Mio padre suonava quindi ho sempre avuto l'opportunità di avere degli strumenti in casa (chitarra, sax…). Poi, certo, per contrapposizione verso i genitori ero portato a fare altre cose ma tutti gli stimoli che mi trasmetteva mio padre mi hanno influenzato.  

Masamasa

Quando hai capito che il rap era la tua strada? 

A scuola, quando un mio compagno di banco mi ha detto di ascoltare un pezzo. In realtà io non mi capacitavo che qualcuno potesse ascoltare lo stesso loop che andava avanti per così tanti minuti con qualcuno che ci parlava sopra, poi però c'ho fatto l'abitudine e soprattutto ho capito che si poteva fare rap anche con una matrice più melodica (e qui ritorniamo alle influenze di mio padre). 

"Friendly" e "Contento" sono i due singoli che hanno acceso i riflettori su di te; ce ne parli? 

Sono due brani nati in due periodi completamente diversi. "Friendly" l'ho terminata a marzo 2017 mentre "Contento" è nata a luglio 2017. Sono i due pezzi in cui ho azzardato qualcosa di più, sia vocalmente che con la produzione di simoo. Sono partiti da due contesti completamente, ma è vero: sono i due pezzi che hanno fatto un po' da spartiacque.   

"Tipaindie" è invece il tuo ultimo singolo; com'è nato?
È un brano nato senza tanti pensieri: volevo essere libero di scrivere quello che stavo vivendo. La scrittura è cominciata dalla chitarra e sentendone il loop avevo già ben chiaro di cosa volessi parlare. Simoo ha finito il beat in una giornata, più o meno il tempo che ci è voluto per scriverla. È un pezzo su cui, al contrario di tutto quello che abbiamo fatto e che abbiamo in cantiere, non abbiamo pensato molto. Ci è piaciuto subito.

Masamasa

Sei in giro per l'Italia con il tuo live. Cosa rappresenta per te salire su un palco? 
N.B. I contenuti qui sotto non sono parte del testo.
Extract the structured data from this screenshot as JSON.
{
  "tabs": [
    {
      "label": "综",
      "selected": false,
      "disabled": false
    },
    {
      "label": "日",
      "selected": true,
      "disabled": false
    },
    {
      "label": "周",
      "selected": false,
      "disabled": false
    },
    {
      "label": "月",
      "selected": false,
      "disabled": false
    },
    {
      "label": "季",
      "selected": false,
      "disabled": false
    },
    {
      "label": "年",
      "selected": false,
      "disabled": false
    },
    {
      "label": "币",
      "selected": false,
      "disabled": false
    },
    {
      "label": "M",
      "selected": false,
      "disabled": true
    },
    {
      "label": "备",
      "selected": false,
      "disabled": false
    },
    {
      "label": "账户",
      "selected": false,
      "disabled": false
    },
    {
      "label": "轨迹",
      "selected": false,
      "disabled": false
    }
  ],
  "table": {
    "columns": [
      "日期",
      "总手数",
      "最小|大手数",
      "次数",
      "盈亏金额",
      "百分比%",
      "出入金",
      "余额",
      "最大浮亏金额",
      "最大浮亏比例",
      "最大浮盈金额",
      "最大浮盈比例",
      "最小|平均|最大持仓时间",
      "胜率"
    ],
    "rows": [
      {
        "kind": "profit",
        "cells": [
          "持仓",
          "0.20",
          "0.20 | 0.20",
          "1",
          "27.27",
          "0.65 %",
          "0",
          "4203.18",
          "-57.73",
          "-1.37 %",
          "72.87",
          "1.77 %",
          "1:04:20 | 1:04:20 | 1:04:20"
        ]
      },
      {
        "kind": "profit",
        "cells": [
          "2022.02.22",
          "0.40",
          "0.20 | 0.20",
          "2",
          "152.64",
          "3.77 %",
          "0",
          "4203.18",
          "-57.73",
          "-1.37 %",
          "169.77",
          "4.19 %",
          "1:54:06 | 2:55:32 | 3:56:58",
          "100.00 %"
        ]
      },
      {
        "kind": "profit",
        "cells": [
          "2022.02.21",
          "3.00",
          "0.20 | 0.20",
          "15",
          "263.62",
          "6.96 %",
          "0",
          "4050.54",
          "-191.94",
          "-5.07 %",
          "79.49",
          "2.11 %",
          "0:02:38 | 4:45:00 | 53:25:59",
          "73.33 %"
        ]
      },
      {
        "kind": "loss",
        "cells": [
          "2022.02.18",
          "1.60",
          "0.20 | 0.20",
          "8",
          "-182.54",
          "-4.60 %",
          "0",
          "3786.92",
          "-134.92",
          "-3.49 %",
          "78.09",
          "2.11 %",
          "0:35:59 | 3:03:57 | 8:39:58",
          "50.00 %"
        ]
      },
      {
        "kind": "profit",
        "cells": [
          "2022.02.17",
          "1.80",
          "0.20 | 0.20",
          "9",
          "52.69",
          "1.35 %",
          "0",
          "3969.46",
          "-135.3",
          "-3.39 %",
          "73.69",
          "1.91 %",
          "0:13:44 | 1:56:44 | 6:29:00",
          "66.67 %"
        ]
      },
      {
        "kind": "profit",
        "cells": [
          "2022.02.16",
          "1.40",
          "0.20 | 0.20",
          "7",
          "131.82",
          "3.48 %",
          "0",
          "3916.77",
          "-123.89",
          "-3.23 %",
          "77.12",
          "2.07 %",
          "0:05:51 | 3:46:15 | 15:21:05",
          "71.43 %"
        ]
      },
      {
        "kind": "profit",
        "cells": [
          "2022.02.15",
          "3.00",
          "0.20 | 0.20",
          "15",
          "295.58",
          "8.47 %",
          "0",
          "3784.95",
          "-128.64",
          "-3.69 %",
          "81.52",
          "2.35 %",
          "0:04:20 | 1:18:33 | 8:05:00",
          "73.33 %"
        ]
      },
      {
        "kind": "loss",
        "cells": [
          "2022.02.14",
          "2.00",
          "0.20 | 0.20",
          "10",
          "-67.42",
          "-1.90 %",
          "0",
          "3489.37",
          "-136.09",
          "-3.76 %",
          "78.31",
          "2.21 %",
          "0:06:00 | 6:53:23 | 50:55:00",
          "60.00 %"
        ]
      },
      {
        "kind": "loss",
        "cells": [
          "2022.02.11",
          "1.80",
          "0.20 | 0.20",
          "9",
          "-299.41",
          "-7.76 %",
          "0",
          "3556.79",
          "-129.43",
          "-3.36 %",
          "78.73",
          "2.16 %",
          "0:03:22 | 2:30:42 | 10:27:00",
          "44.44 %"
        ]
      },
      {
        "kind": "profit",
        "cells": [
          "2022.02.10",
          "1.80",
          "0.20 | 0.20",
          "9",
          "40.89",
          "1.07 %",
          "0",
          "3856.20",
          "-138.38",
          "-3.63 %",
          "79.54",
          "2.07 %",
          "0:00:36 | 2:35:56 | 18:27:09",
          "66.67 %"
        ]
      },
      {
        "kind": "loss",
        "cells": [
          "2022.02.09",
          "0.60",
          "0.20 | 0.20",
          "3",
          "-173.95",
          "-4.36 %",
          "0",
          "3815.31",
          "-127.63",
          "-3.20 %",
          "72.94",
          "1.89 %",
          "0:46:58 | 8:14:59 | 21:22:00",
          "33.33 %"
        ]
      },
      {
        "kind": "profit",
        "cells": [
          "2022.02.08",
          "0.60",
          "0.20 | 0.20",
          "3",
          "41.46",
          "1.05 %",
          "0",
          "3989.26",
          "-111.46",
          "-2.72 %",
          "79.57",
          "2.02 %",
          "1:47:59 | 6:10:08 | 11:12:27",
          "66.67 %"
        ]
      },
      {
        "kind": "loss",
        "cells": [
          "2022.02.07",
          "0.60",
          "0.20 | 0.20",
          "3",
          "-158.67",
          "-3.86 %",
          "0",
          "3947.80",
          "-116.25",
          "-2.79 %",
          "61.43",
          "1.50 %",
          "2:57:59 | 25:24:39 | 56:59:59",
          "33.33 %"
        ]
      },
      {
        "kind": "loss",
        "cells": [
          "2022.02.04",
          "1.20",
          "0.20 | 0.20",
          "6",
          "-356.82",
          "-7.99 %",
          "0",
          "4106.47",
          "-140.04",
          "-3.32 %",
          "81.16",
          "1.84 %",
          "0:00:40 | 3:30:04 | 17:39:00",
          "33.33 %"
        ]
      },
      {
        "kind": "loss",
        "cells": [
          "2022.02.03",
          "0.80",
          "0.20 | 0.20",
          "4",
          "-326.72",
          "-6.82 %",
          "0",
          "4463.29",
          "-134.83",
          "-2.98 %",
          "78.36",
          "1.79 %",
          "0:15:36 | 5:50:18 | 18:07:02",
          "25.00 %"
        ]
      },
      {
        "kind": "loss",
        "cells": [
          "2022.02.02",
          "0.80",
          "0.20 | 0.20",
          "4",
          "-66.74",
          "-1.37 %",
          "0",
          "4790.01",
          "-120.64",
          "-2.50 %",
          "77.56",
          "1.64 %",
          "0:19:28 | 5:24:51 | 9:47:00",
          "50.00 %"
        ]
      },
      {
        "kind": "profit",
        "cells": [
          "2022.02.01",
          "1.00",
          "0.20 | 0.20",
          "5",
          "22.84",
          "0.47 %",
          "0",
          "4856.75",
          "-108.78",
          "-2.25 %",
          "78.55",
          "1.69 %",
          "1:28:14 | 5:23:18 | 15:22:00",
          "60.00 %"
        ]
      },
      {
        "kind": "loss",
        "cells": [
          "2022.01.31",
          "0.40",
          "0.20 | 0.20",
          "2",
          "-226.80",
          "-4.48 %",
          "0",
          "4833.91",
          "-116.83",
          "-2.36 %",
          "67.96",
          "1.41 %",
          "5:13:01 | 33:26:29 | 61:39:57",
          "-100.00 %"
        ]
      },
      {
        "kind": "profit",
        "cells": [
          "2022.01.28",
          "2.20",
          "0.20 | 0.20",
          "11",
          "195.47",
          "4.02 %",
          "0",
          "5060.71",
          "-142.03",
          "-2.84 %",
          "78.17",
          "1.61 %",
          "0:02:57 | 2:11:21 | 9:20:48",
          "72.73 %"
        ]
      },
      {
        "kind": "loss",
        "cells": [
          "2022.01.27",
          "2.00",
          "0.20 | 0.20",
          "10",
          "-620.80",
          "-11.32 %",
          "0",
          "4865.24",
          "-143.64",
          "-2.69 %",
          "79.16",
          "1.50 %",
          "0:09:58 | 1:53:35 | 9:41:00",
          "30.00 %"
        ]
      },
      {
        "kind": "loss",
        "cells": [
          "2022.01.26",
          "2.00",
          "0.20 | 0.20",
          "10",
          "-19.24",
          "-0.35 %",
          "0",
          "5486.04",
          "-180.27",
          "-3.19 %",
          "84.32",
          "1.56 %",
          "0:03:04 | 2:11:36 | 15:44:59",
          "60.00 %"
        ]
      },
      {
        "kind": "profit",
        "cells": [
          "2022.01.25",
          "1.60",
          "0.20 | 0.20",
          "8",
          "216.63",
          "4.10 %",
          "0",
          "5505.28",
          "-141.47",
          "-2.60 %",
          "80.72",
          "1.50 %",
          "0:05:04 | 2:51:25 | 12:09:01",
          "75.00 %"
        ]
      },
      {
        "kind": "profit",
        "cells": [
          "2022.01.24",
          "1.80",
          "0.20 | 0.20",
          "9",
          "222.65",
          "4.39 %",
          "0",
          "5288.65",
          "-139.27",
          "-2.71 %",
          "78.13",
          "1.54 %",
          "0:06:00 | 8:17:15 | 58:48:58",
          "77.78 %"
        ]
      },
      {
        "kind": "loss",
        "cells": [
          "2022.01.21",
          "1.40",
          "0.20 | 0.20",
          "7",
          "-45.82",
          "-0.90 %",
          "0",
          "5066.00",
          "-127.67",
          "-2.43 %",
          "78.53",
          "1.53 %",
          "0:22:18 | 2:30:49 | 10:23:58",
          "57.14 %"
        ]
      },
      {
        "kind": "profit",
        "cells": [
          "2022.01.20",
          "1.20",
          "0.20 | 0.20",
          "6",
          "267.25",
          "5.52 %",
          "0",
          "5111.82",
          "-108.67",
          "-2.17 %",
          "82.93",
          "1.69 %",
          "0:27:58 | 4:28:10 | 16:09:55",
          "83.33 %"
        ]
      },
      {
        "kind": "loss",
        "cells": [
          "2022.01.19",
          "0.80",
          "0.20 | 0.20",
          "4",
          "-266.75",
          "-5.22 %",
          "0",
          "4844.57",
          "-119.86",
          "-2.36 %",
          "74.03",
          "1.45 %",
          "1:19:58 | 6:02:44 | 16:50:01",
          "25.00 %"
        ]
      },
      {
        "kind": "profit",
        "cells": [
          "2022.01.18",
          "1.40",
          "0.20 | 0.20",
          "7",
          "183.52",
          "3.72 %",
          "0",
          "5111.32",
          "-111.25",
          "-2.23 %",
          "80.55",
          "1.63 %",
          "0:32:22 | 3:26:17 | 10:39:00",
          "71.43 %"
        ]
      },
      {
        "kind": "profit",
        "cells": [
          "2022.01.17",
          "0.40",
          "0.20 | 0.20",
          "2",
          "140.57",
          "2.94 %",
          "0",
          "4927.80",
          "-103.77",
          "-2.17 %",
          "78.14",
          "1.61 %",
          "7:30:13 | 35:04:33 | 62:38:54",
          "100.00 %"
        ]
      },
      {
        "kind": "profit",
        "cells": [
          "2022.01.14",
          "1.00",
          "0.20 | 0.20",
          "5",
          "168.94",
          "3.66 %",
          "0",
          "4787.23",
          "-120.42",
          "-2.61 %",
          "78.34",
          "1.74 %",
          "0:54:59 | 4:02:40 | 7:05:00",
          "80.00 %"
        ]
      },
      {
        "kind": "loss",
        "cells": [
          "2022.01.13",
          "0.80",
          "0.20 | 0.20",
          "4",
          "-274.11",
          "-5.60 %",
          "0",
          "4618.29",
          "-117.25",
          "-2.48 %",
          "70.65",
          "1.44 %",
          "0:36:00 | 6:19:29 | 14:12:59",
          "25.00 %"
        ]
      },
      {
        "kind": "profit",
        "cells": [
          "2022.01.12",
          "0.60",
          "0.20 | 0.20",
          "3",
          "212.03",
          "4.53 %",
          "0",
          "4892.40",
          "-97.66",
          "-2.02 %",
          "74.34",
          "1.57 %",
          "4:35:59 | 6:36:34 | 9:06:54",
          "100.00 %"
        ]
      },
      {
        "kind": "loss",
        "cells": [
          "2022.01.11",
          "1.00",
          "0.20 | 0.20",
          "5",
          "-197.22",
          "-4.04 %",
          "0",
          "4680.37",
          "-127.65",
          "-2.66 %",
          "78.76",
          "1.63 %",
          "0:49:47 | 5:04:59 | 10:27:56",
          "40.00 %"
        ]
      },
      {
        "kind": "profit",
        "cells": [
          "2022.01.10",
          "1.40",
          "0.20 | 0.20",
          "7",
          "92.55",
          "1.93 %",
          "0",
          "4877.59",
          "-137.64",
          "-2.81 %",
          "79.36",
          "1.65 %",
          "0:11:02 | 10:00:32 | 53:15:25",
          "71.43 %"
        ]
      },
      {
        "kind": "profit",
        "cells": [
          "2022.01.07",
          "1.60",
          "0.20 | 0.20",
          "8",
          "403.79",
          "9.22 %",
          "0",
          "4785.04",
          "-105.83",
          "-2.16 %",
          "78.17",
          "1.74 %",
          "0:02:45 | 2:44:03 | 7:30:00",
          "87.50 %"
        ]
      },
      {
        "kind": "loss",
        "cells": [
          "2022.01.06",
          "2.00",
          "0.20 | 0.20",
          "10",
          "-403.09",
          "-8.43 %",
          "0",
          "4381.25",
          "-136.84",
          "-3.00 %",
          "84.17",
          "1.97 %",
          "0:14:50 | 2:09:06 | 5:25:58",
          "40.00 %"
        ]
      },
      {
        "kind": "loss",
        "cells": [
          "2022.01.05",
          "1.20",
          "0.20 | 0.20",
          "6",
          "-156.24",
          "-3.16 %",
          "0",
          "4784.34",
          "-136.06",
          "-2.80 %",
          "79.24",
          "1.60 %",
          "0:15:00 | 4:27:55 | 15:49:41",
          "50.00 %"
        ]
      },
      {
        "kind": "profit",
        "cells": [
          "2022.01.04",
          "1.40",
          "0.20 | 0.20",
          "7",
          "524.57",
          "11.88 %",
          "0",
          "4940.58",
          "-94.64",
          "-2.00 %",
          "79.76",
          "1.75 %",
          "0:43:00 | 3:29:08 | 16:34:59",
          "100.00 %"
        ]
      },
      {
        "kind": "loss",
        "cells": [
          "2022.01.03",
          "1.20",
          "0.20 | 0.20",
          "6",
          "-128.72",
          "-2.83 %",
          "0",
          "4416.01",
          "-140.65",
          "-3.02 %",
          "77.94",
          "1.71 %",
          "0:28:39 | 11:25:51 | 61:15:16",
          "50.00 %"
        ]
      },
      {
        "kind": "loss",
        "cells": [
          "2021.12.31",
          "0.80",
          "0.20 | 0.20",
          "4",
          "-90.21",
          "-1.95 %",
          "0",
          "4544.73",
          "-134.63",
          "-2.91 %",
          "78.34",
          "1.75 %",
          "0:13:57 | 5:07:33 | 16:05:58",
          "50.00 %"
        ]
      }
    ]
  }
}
Il live è uno scambio di energia. Per me, è il momento più importante del mio lavoro, il momento in cui vedo le facce della gente. E devo dire che mi diverto veramente tanto quando salgo su un palco, anche se prima di salire sono sempre molto agitato. Mi ricordo il mio primo concerto, in un centro sociale, un'emozione fortissima che poi è la stessa di oggi. Perché le cose possono cambiare, tu puoi avere più consapevolezza ma comunque prima di salire su un palco le gambe ti tremeranno sempre.  

Un'ultima domanda: tra un anno, di questi tempi, come speri di ritrovarti? 

Per prima cosa mi auguro che la gente capisca il viaggio dei pezzi nuovi e mi auguro di non cadere mai nel loop di imitare me stesso. Ogni pezzo sarà sempre diverso da quello precedente, perché io sono fatto così.